REGIONAL GEOLOGY OF FLOOD BASALTS AND BASIN-AND-RANGE VOLCANIC ROCKS NORTH OF STEENS MOUNTAIN, OREGON
Subsequent (<15.3 Ma) eruptions were more localized and dominated by calc-alkaline to mildly alkaline lavas associated with Basin-and-Range extension. Deep canyons, generated by local uplift, were filled with andesitic lavas of the Keeney sequence (~13-10 Ma). The final eruptive products include the Devine Canyon tuff (~9.7 Ma), the Drinkwater basalt (~6.9 Ma), and the Voltage flow (>32,000 yrs.b.p.).

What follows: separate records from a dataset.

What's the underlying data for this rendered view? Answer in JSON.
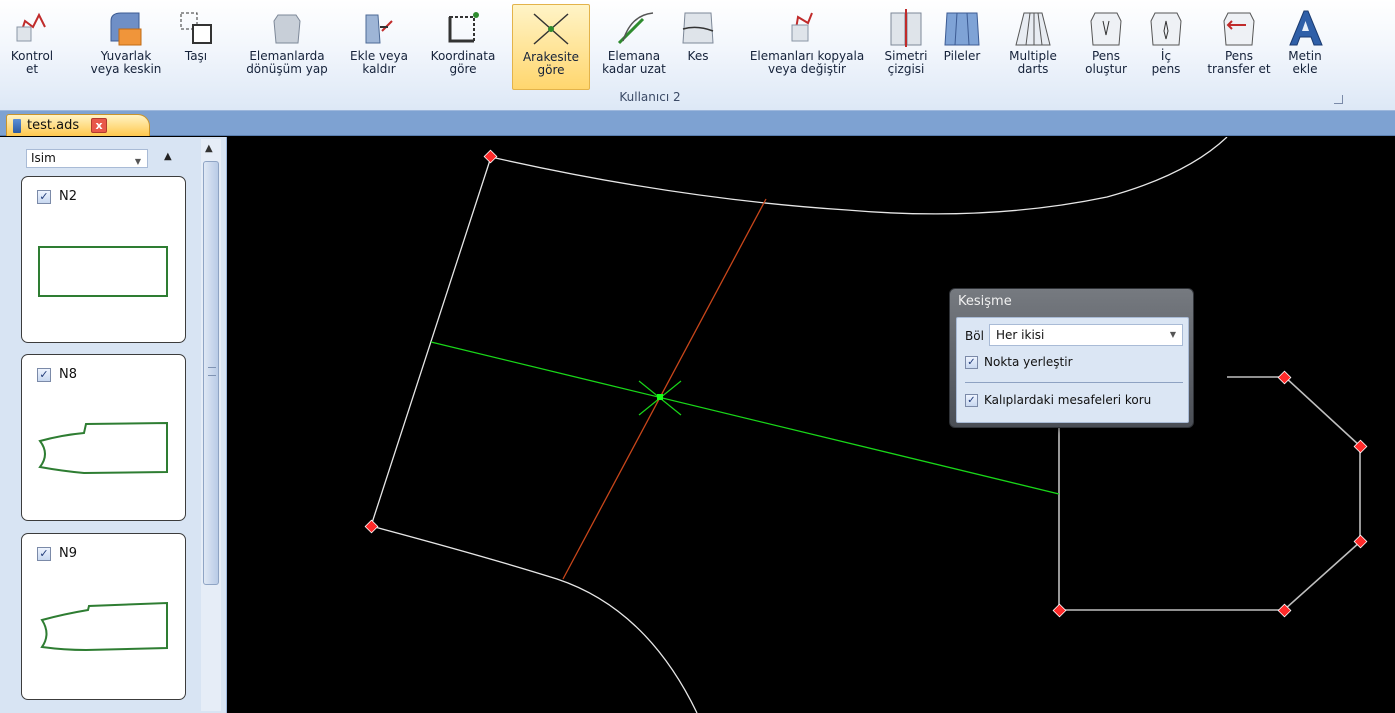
{
  "ribbon": {
    "buttons": [
      {
        "id": "kontrol",
        "label1": "Kontrol",
        "label2": "et",
        "icon": "check-shirt-icon"
      },
      {
        "id": "yuvarlak",
        "label1": "Yuvarlak",
        "label2": "veya keskin",
        "icon": "round-corner-icon"
      },
      {
        "id": "tasi",
        "label1": "Taşı",
        "label2": "",
        "icon": "move-icon"
      },
      {
        "id": "donusum",
        "label1": "Elemanlarda",
        "label2": "dönüşüm yap",
        "icon": "transform-icon"
      },
      {
        "id": "ekle",
        "label1": "Ekle veya",
        "label2": "kaldır",
        "icon": "add-remove-icon"
      },
      {
        "id": "koordinata",
        "label1": "Koordinata",
        "label2": "göre",
        "icon": "coordinate-icon"
      },
      {
        "id": "arakesite",
        "label1": "Arakesite",
        "label2": "göre",
        "icon": "intersection-icon"
      },
      {
        "id": "uzat",
        "label1": "Elemana",
        "label2": "kadar uzat",
        "icon": "extend-icon"
      },
      {
        "id": "kes",
        "label1": "Kes",
        "label2": "",
        "icon": "cut-icon"
      },
      {
        "id": "kopyala",
        "label1": "Elemanları kopyala",
        "label2": "veya değiştir",
        "icon": "copy-replace-icon"
      },
      {
        "id": "simetri",
        "label1": "Simetri",
        "label2": "çizgisi",
        "icon": "symmetry-icon"
      },
      {
        "id": "pileler",
        "label1": "Pileler",
        "label2": "",
        "icon": "pleats-icon"
      },
      {
        "id": "multiple",
        "label1": "Multiple",
        "label2": "darts",
        "icon": "multiple-darts-icon"
      },
      {
        "id": "pens",
        "label1": "Pens",
        "label2": "oluştur",
        "icon": "dart-create-icon"
      },
      {
        "id": "icpens",
        "label1": "İç",
        "label2": "pens",
        "icon": "inner-dart-icon"
      },
      {
        "id": "transfer",
        "label1": "Pens",
        "label2": "transfer et",
        "icon": "dart-transfer-icon"
      },
      {
        "id": "metin",
        "label1": "Metin",
        "label2": "ekle",
        "icon": "add-text-icon"
      }
    ],
    "group_label": "Kullanıcı 2",
    "active_button": "Arakesite göre"
  },
  "tabs": {
    "document": "test.ads",
    "close_glyph": "x"
  },
  "left_panel": {
    "sort_value": "Isim",
    "pieces": [
      {
        "name": "N2",
        "checked": true
      },
      {
        "name": "N8",
        "checked": true
      },
      {
        "name": "N9",
        "checked": true
      }
    ]
  },
  "dialog": {
    "title": "Kesişme",
    "bol_label": "Böl",
    "bol_value": "Her ikisi",
    "option1": "Nokta yerleştir",
    "option1_checked": true,
    "option2": "Kalıplardaki mesafeleri koru",
    "option2_checked": true
  },
  "colors": {
    "canvas_bg": "#000000",
    "pattern_line": "#e6e6e6",
    "green_line": "#19d619",
    "orange_line": "#c8461a",
    "point_marker": "#ff2a2a",
    "active_button": "#ffd66e"
  }
}
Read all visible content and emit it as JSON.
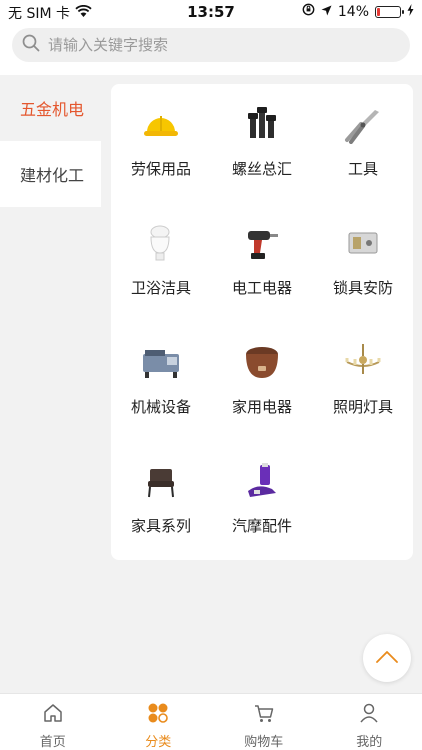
{
  "status_bar": {
    "carrier": "无 SIM 卡",
    "time": "13:57",
    "battery_percent": "14%",
    "battery_level": 0.14,
    "battery_color": "#e53935"
  },
  "search": {
    "placeholder": "请输入关键字搜索",
    "icon": "search-icon"
  },
  "sidebar": {
    "items": [
      {
        "label": "五金机电",
        "active": true
      },
      {
        "label": "建材化工",
        "active": false
      }
    ],
    "active_color": "#e4572e"
  },
  "categories": [
    {
      "label": "劳保用品",
      "icon": "hard-hat-icon"
    },
    {
      "label": "螺丝总汇",
      "icon": "bolts-icon"
    },
    {
      "label": "工具",
      "icon": "pliers-icon"
    },
    {
      "label": "卫浴洁具",
      "icon": "toilet-icon"
    },
    {
      "label": "电工电器",
      "icon": "drill-icon"
    },
    {
      "label": "锁具安防",
      "icon": "lock-icon"
    },
    {
      "label": "机械设备",
      "icon": "machine-icon"
    },
    {
      "label": "家用电器",
      "icon": "rice-cooker-icon"
    },
    {
      "label": "照明灯具",
      "icon": "chandelier-icon"
    },
    {
      "label": "家具系列",
      "icon": "chair-icon"
    },
    {
      "label": "汽摩配件",
      "icon": "car-parts-icon"
    }
  ],
  "tabbar": {
    "items": [
      {
        "label": "首页",
        "icon": "home-icon"
      },
      {
        "label": "分类",
        "icon": "category-icon"
      },
      {
        "label": "购物车",
        "icon": "cart-icon"
      },
      {
        "label": "我的",
        "icon": "user-icon"
      }
    ],
    "active_index": 1,
    "active_color": "#e98b1c"
  }
}
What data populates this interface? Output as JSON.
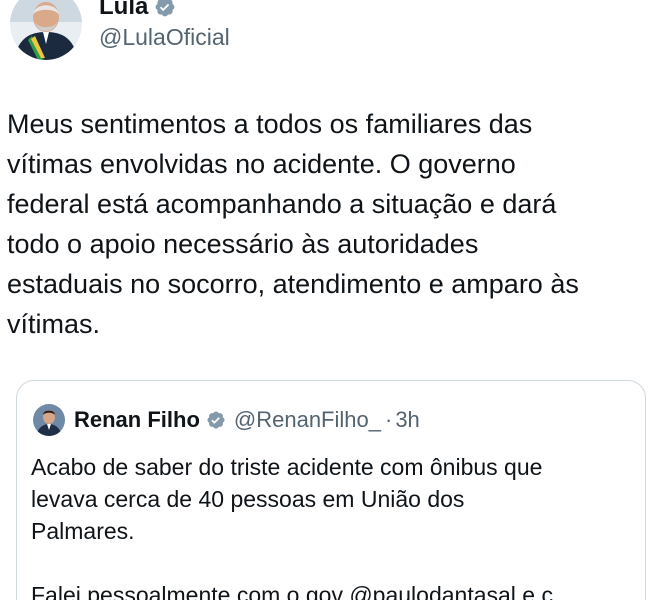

Regional correlations suggest that flood-basalt volcanism began over a broad region of southeastern Oregon, but then migrated rapidly to the north with advancing time. The rapid accumulation of ~220,500 km3 of basaltic lava over an interval of ~1.3 m.y. appears to be contemporaneous with a markedly consistent, northward propagation of regional uplift, basalt regression, and vent migration across the breadth of eastern Oregon and into southeastern Washington. The high magma supply rate requires a source of anomalously hot mantle. The migratory patterns of thermal uplift and coeval eruption are consistent with the northward advance of a mantle-plume head against the thick cratonic margin of North America.